For the reasons similar to the site problems, the eTree is out of commission for a bit. More explained later.

But, 2048 will be heard in HNRC Thursday, 3/6 at 8:00. Please plan to attend that hearing and bring others with you. We've been careful not to call for personal attendence at the hearings unless very necessary, and this is one of those times. We need everyone at the capital that day.


----------



## Qwack (May 25, 2002)

Dan--

Wish I could be there to "walk the walk" but I have a flight to D.C. that morning.


----------



## Scraper (Apr 1, 2002)

Was the 1/2 day duck hunting amendment stripped from 2048 before it was passed? I haven't heard any more about it and the ND G&F site didn't mention it.


----------



## Dan Bueide (Jul 1, 2002)

Half-day out. 25% discretionary adjustment in. This is an important bill and must be supported to the maximum extent. I hope EVERYONE is making travel plans for next Thursday. The word from our opponents is that the waterfowl issue is being caused by a dozen rabble-rouser resident hunters. A large presence in Bismarck on Thursday is the only way to show different. There will be an opportunity to testify if you wish, but you don't need to speak to send an important message. If there was one day your presence was needed in Bismarck the entire session, it is next Thursday. This is very important.


----------



## SiouxperDave (Sep 3, 2002)

I've sent emails urging a NO vote. Hopefully the House will do what the Senate couldn't and this bill will fail. If the House feels that ND needs a cap, hopefully they'll modify it so it resembles HB1307. From what I've been hearing, there is a lot of opposition to 2048 in the House. It should be a close vote. I'm sure it will come down to the rural vs urban reps just like the Senate vote.


----------



## Dan Bueide (Jul 1, 2002)

Dave, didn't know that the ND redistricting extended the boundaries of any ND legislative district to the Twin Cities. What address are you using on your legislator contacts? :lol:

By the by, you may want to look a little more closely at the roll call vote for 2048. Yes, there was strong urban support, but interesting to see that the rural YEA's are what tipped the balance. Don't hear that much.


----------



## Ron Gilmore (Jan 7, 2003)

Boys the big push is on we need everyone's help this emailed to me earlier.

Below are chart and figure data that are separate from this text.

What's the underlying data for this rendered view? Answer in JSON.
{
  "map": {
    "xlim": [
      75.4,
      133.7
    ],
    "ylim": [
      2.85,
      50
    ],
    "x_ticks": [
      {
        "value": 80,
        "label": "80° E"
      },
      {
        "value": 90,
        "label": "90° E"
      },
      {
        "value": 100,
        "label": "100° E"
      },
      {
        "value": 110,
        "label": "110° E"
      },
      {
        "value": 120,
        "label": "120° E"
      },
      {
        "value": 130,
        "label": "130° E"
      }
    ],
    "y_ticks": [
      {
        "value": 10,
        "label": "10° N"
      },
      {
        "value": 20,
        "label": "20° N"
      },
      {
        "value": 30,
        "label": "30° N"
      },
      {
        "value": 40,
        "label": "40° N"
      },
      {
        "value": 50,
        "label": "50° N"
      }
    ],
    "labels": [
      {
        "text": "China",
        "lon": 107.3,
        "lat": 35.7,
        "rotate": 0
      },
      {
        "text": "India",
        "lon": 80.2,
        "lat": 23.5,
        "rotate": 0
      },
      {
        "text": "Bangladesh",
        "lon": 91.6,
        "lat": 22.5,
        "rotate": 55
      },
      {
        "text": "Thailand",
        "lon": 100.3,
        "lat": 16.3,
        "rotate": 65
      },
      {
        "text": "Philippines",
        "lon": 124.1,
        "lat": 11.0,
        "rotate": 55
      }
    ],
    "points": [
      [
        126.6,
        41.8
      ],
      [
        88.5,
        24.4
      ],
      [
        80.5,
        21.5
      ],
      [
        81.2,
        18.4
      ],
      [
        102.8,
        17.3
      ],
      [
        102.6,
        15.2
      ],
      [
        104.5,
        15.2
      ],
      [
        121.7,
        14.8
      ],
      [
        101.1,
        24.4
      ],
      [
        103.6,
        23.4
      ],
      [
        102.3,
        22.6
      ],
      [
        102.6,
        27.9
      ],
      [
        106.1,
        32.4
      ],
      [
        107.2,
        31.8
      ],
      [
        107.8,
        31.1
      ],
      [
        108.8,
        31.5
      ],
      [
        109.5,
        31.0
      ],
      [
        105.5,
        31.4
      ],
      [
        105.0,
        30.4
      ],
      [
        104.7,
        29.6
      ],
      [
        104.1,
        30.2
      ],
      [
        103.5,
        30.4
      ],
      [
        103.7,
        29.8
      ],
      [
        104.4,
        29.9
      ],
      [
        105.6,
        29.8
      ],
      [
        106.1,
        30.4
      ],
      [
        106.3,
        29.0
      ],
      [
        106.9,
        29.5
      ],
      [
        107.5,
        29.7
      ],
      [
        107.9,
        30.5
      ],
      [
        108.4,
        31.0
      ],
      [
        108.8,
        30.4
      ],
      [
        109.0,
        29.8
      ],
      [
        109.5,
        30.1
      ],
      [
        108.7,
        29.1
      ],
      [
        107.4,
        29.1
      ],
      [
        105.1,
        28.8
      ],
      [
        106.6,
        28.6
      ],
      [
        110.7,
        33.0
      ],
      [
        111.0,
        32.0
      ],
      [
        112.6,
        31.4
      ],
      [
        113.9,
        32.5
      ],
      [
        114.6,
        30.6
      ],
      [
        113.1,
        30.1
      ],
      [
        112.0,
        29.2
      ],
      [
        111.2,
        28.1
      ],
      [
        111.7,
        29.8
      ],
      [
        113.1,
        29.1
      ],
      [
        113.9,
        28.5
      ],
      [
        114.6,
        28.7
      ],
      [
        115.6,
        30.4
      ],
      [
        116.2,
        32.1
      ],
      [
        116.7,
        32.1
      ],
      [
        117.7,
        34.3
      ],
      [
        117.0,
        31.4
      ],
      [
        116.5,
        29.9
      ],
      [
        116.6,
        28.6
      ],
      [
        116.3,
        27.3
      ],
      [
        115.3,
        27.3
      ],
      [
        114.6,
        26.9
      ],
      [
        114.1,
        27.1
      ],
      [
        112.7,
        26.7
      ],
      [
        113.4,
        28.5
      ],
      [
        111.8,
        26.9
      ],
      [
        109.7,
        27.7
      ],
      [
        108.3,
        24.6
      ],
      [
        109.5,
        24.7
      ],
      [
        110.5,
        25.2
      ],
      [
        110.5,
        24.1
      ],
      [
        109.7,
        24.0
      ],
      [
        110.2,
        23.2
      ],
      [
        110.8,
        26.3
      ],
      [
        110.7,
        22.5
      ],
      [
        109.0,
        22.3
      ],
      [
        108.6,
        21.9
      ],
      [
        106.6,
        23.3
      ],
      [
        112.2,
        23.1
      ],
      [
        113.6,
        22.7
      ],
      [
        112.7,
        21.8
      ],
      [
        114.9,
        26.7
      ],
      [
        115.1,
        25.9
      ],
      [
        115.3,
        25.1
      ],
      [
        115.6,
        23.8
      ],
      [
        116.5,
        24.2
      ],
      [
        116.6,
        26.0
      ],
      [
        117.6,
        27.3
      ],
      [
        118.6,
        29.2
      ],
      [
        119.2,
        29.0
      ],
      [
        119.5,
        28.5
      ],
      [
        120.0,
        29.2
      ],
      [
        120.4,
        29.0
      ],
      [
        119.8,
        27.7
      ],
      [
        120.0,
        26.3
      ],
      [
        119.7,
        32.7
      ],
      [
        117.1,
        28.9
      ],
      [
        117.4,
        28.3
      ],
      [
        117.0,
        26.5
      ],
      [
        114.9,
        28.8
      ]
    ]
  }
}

randy frost & chamber of D L, have adds on radio, and in paper
> for free rides on their charterd bus to attend the hearings an testfy
> against SB 2048 on mar 6th. They say non-res will be capped at
> 22,000. toality unresonable.

This is more than a shoot over the bow this can hull the ship. Numbers will matter.


----------



## Dick Monson (Aug 12, 2002)

In like Flynn. Am re-entering this months signups for the etree, but they aren't accecpting yet.


----------



## SiouxperDave (Sep 3, 2002)

Dan, Boundaries only exist in one's mind.  If I didn't have to work 3/6, I'd catch a flight to Bismarck and check it out. Hopefully I'll be able to catch a little of it on the internet. Put in a good word for me. :lol:


----------



## nodakoutdoors.com (Feb 27, 2002)

Dick,

While testing the etree was accepting emails....email me the problem you're having.

For the few that still can't see the site yet due to DNS issues, I enabled it so you can still enter etree emails at:

http://216.92.69.234/signup.html


----------



## Dick Monson (Aug 12, 2002)

No problem. I made a group address of the last 2 doz addresses that came in and will forward the alerts BCC as they come. Unfortunately I deleted the first 3 weeks of Feb. subscriptions. Just keep up the good work, you guys are all doing a great job.


----------